As I was originally preparing this post about Marion’s work, my only sister lost her long battle with cancer. It has been a difficult time…..relief that her pain is ended, and her struggle over, and a deep sense of personal loss. I no longer have that ever constant friend to share the large and small details of everyday life. Even last night as I was uploading the pictures, and couldn’t remember the correct name for some of Marion’s techniques, the thought passed through my mind….I’ll call Audrey….she’ll know what it’s called. Although not a rug hooker, she was the finest craftsperson I ever knew. So my heart is sad, and I’m two weeks late posting about Marion’s beautiful work.
Regular readers of my blog will know that on the first Tuesday of the month , the Sunshine Rughookers meeting features a “show and tell” of the work and life of one of the members. January’s featured member was Marion Brumwell.

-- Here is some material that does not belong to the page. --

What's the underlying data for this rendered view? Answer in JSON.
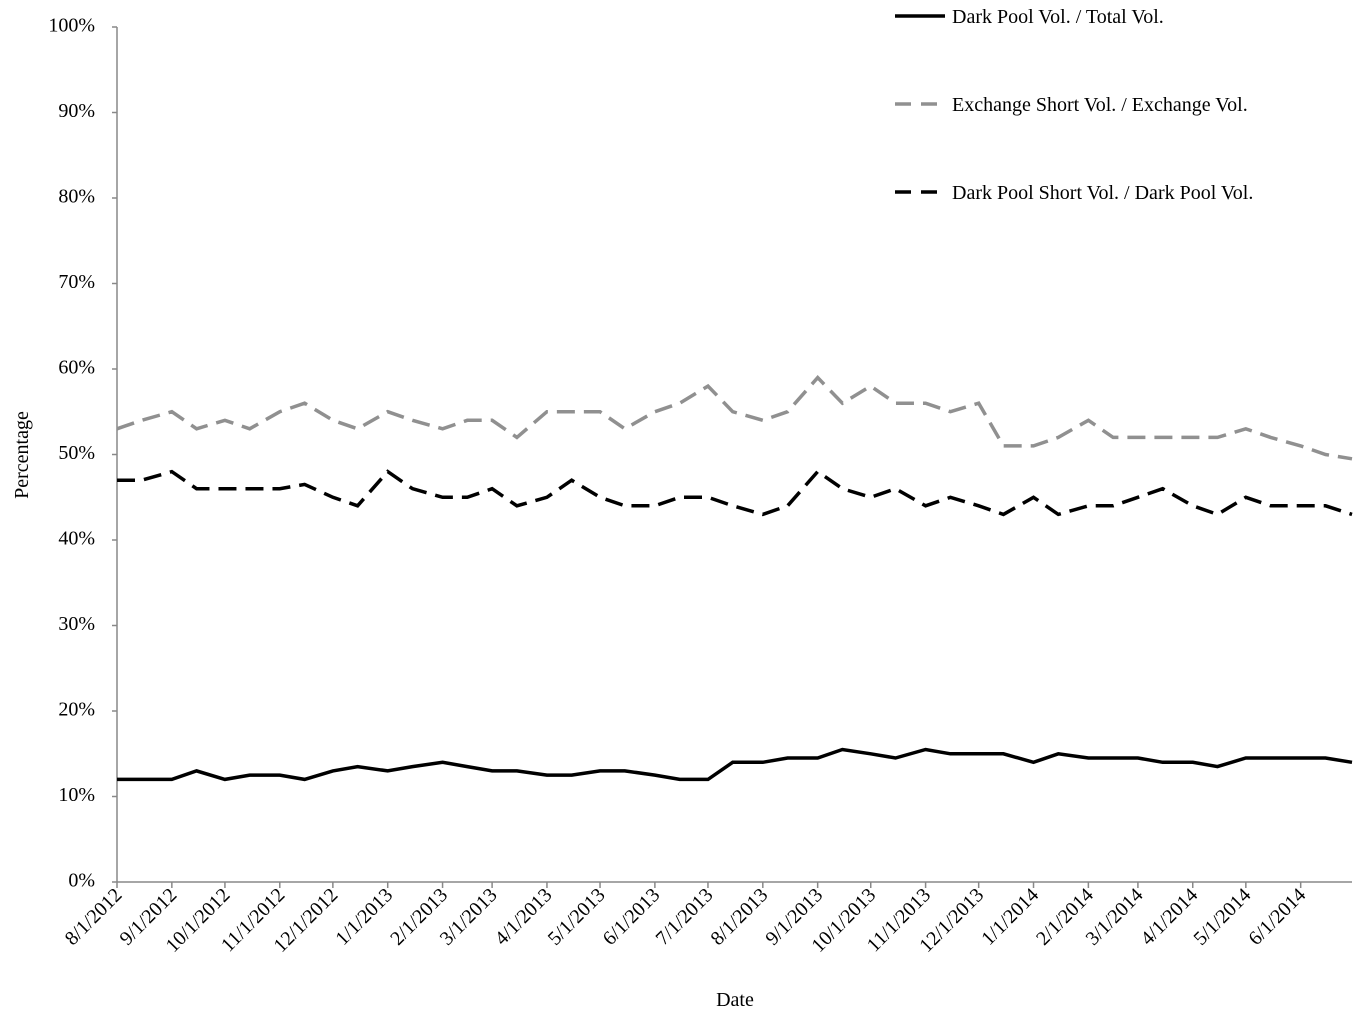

This is a friendship rug, and although hooked by a number of artists(including Marion), there is wonderful unity in the colour scheme.
Marion is first and foremost an embroidery artist, although she also loves rug hooking. She explained that although the majority of her time is spent on the intricate and delicate historical forms of pulled work and embroidery, she knows that her eyes will eventually force her to give it up, and she will then have rughooking to fall back on.
We all like to see each hooker’s first rug….Marion’s was a German street scene done in latch hook.
She likes to do small pieces, mostly pillows, since she only hooks at meetings. I love the colours in these geraniums.
She designed this pillow at a workshop on fractors.
She showed mostly examples of her amazing embroidery. The intricacy and variety boggles my mind. (I can happily tackle a hooked piece that is huge….but I’m all thumbs even trying to thread a needle). Marion explained each of the various styles, and told us how they were done, but with the stress of the intervening time, I have to admit my memory is now sketchy….so I hope you’ll enjoy the photos, and forgive any errors on my part.
I think this is called white work. The threads are drawn out to create the spaces, then the design is worked by combining the remaining threads she has also done raised work on top of that. If you look carefully at the picture, you can see the 3 dimensional aspects of it.
The detail in this small portrait is amazing.
This is also raised work…this is quite tiny, and soooo intricate….done with gold threads.
I think this is a more in the style of embroidery that I have done with a variety of stitches.
The work in these last three photos simply took my breath away. They are so wonderfully tiny and detailed. This one is a needle case, again done with pulled white work. Each thread is counted and specific ones removed then the spaces knotted or tied to create the patterns
This was my favourite of all….a little sewing kit with needle case, pin cushion scissor holder, all of which fit into the beautiful box. It was so tiny and delicate, from where I was sitting, I couldn’t believe it was all embroidered, and had to get up for a closer look…it looked like a fine porcelin painting.
…another sewing kit…..which all fits into the little box. Marion’s skill and knowledge seemed unlimited. She is continually taking courses both online and by extensive travel… learning the historical methods of this wonderful work done in great variety of methods in a wide variety of countries….and she has taken this all up since retiring as a school administrator. I never cease to be amazed by the skills of our Sunshine members.